When picturing a modern, hip office, you might imagine an espresso bar, foosball tables and an energy not seen at cubicle-laden workplaces. While these types of amenities might seem cool at first glance, when the office turns into a full-blown pub at 3 p.m., it can get a bit distracting.
It’s clear that workplaces across the workforce are looking to create a more open environment to reduce costs and improve productivity, but these trends are sometimes creating the opposite effect.
A 2018 Harvard Business School study that looked at employees from two companies before and after their offices were redesigned to remove spatial boundaries found that face-to-face interactions declined by 70%.
This is likely due to poor design and companies hoping to fit as many people in as little space as possible. Developer Sir Stuart Lipton, compared open offices with tight packed desks to “battery chicken farms.”
In addition to density issues, many companies require their workers to share desks, which removes the ability for employees to have a work “home.”

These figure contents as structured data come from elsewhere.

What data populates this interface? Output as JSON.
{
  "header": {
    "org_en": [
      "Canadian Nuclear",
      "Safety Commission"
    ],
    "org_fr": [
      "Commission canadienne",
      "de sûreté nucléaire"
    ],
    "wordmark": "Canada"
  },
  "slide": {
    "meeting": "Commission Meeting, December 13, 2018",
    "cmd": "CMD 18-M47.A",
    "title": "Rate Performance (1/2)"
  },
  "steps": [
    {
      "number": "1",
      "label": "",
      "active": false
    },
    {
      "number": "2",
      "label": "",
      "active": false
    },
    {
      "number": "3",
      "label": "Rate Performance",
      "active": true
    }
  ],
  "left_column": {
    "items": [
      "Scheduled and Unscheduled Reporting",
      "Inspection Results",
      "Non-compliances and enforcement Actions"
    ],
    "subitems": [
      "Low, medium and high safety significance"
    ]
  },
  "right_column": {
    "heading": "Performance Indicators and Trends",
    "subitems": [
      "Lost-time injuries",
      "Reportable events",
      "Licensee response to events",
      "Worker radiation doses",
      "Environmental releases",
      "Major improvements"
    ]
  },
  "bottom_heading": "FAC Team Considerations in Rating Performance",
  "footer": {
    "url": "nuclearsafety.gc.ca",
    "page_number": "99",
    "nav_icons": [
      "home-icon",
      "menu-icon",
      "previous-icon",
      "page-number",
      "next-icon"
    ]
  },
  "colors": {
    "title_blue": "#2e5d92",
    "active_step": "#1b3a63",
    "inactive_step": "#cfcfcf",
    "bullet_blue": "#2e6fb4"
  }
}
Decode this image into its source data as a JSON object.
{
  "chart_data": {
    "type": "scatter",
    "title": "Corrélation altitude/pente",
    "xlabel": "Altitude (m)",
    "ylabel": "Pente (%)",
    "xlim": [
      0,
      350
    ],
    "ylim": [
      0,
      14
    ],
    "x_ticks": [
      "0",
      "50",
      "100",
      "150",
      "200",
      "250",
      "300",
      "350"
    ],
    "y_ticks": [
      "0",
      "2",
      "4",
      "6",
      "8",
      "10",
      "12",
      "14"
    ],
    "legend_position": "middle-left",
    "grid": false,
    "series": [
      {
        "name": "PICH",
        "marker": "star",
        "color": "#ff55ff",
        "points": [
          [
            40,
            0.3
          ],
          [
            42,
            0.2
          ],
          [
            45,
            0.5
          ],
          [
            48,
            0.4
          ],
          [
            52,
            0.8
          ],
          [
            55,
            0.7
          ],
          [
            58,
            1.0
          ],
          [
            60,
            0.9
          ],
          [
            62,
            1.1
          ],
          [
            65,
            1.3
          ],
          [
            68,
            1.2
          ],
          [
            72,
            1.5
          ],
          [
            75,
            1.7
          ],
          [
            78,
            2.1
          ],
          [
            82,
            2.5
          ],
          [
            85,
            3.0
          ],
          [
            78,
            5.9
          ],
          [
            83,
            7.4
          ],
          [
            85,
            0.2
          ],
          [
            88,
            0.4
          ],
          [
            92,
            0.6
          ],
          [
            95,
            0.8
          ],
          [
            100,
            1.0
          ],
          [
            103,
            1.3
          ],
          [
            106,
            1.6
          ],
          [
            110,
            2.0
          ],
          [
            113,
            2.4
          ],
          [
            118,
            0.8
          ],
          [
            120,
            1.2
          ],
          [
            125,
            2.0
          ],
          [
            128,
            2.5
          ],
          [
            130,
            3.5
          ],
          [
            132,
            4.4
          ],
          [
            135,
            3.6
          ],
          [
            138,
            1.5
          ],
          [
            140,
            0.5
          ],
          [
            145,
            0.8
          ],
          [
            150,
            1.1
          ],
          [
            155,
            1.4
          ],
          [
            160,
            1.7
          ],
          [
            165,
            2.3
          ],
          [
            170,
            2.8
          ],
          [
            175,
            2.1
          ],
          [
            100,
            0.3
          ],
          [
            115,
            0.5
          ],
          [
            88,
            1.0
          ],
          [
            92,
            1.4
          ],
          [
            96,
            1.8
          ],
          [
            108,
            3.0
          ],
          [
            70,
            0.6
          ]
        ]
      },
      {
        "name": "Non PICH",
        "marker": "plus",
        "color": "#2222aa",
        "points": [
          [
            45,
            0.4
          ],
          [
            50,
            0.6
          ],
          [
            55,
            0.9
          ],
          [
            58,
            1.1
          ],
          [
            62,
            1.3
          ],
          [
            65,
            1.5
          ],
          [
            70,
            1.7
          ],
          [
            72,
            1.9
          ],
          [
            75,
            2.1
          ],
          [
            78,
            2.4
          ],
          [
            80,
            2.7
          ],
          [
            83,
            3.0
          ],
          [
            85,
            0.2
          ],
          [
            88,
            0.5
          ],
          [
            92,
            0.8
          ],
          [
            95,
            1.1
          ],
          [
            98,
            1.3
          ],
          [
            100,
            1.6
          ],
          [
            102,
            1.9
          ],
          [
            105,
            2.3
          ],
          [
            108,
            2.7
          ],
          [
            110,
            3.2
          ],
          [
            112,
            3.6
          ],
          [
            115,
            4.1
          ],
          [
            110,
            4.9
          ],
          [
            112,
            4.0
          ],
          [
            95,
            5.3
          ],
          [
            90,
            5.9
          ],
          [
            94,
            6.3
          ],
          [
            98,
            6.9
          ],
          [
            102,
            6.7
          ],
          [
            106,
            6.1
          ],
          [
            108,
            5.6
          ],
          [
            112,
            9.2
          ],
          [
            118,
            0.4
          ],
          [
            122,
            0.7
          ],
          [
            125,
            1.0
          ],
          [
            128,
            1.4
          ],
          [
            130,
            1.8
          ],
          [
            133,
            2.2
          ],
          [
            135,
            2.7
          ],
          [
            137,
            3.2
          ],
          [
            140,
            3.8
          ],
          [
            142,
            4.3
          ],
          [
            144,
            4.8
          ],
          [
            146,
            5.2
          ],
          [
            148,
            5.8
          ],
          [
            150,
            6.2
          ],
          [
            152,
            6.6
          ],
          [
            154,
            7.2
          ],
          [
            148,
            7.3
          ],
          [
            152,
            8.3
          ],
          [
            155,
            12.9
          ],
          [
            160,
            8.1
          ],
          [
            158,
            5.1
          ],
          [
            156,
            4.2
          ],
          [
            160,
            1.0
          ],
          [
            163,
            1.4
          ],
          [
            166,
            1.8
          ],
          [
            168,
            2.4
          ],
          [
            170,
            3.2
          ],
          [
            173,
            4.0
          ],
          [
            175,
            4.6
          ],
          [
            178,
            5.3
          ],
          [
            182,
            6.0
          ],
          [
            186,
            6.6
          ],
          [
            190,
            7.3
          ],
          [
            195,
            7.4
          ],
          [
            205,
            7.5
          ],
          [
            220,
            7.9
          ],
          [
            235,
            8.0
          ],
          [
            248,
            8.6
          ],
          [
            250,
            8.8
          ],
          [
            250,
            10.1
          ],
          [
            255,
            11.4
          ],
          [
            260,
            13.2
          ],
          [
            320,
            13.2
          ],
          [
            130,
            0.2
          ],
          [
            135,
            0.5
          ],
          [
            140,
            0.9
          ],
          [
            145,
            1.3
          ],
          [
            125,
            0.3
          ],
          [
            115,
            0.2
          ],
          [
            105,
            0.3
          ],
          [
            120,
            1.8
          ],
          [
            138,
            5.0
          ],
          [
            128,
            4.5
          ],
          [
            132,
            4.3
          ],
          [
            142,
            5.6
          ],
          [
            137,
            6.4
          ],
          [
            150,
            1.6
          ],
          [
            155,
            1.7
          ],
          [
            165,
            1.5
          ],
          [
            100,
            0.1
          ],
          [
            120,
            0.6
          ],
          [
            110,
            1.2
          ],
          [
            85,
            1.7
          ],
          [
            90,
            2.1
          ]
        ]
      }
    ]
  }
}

Additionally, hot desks, open ceilings and hardwood floors are the perfect concoction for increasing noise volume in a space, creating an even more distracting environment.
All of this does not mean that open spaces should be written off. Instead, designers should keep in mind the needs of all workers in order to enhance the workplace experience for everyone. This can include using acoustic panelling or soft furnishings to absorb noise, as well as offering private areas for those who wish to work in a more quiet environment.